Ainda das traduções no Brasil
Das traduções brasileiras de Une saison en enfer as mais elogiadas são as de Lêdo Ivo, nos anos 1950, e Ivo Barroso, nos anos 1970. Este último prosseguiu no seu labor de verter para a língua portuguesa do Brasil todos os poemas em verso e a correspondência de Rimbaud.
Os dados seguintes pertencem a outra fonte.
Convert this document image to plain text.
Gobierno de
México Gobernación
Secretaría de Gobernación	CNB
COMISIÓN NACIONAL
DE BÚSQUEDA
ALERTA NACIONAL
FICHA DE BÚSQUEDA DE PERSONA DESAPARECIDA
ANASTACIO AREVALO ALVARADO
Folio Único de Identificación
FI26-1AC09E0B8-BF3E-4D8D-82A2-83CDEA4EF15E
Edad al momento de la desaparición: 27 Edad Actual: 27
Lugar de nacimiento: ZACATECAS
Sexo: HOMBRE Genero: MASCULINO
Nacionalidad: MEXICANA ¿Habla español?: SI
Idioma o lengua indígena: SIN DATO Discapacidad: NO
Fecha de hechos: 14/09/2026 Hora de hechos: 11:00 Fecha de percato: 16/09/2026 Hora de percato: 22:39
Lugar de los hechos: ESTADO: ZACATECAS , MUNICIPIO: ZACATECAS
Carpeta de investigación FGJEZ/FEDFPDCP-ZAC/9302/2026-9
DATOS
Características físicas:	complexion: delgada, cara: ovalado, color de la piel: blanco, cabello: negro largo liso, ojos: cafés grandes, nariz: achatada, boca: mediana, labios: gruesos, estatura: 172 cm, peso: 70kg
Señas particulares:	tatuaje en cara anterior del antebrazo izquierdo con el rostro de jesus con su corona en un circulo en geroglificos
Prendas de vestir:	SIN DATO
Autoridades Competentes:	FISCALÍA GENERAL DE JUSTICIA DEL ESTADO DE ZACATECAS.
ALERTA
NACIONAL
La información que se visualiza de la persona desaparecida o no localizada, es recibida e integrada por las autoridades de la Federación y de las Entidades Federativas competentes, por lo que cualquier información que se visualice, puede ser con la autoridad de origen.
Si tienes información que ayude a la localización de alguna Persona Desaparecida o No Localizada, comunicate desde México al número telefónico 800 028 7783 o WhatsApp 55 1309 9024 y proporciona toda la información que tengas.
Num admirável artigo sobre traduções, Lêdo Ivo explica como procedeu no seu próprio trabalho:
“Ao traduzir Rimbaud, vali-me, evidentemente, dos melhores textos – do da Pléiade, estabelecido por Rolland de Reneville e Jules Mosquet, para Une saison en enfer, e o de Bouillane de Lacoste, para Illuminations. Em ambos, foram corrigidos os erros e incoerências do texto tradicional de Patrice Berrichon. E, se ora me refiro a esse pormenor, é que o acingir-se a um texto inteiramente fidedigno e confiável se torna essencial para que o tradutor cumpra com eficácia o seu ofício – o qual, aliás, deve assentar-se no conhecimento das duas línguas, evitando-se assim, as ocorrências anedóticas ou degradantes ou os molestamentos dos que traduzem livros de Economia e Finanças, Administração e Ciência Política num jargão anglo-piauiense. (...)
“Assim, engastados numa grande tradição poética e linguística, os poemas em prosa de Rimbaud são intrinsecamente poemas, com o seu ritmo próprio, as suas medidas tão cadenciadas como um verso de Racine ou de Verlaine. Têm a sua música insubstituível. Ao tradutor eles impõem o desafio de verter não apenas palavras e imagens, mas o de transferir para um outro idioma uma certa modulação ou melodia enraizada no próprio coração da linguagem poética.
“Em Rimbaud, que tanto bebeu em Victor Hugo, pilhando as suas palavras e imagens (especialmente os vocábulos marítimos, quando escreveu Le bateau ivre), o clima encantatório é a sua chave sem porta, o seu mistério genuíno.
‘La mer de la veillée, telle que les seins d’Amélie’.
‘O mar da vigília, tal como os seios de Amélia.’ A realidade verbal habita o poema, dispensando a intermediação da realidade vivida ou ambiental – e como traduzir essa realidade que já cortou as amarras com a outra realidade, como um navio que, tendo levantado a âncora, não está mais no porto?
“Seja-me permitido recorrer mais uma vez a Manuel Bandeira, para estabelecimento de um cotejo necessário. Em seu artigo ‘Rimbaud traduzido’(incluído em suas Obras Completas, da Aguilar), ele observa: ‘Não terei tempo agora de cotejar com o original de Rimbaud a tradução de Lêdo Ivo. Mas imagino que o seu principal trabalho terá consistido em achar em português ou sucedâneos dos sortilégios verbais do Vidente. Comparem-se estas três linhas de ‘Ornières’: ‘ – Même des cercueils sous leurs dais de nuit dressant les panaches d’ébène, vilant au trot des grandes juments bleues et noires’ com a tradução de Ivo: ‘Até esquifes sob seus dosséis de noite, erguendo os penachos de ébano, correndo ao trote de grandes éguas azuis e negras’. ‘Grandes juments bleues et noires’ difere muito, do ponto de vista da alquimia verbal, de ‘grandes éguas azuis e negras’. A tradução literal deu certo, no entanto: ‘égua’ é mais belo que ‘juments’, ‘azuis e negras’ é tão belo quanto ‘bleues et noires’. Mas se não fosse assim, Ivo teria de dar um jeito fora da letra para não trair a forma – esta forma que é essencial em Rimbaud (Claudel comparou-lhe a sonoridade à do ‘bois moelleux et sec d’un Stradivarius). Que dizer de certos poemas de Saison en enfer? Eu duvidei e fiz pouco quando Ivo me falou de sua tradução. Devo, porém, reconhecer que ele lavrou um tento, aproximando-se bastante do original sem mentir à poesia do original. Seria muito difícil, senão impossível, fazer melhor’.
“Rimbaud é traduzível? É intraduzível? Sim e não, isto e aquilo, ambas as respostas são cabíveis, desde que se veja numa tradução aquela bela infiel a que alude Émile Herriot.”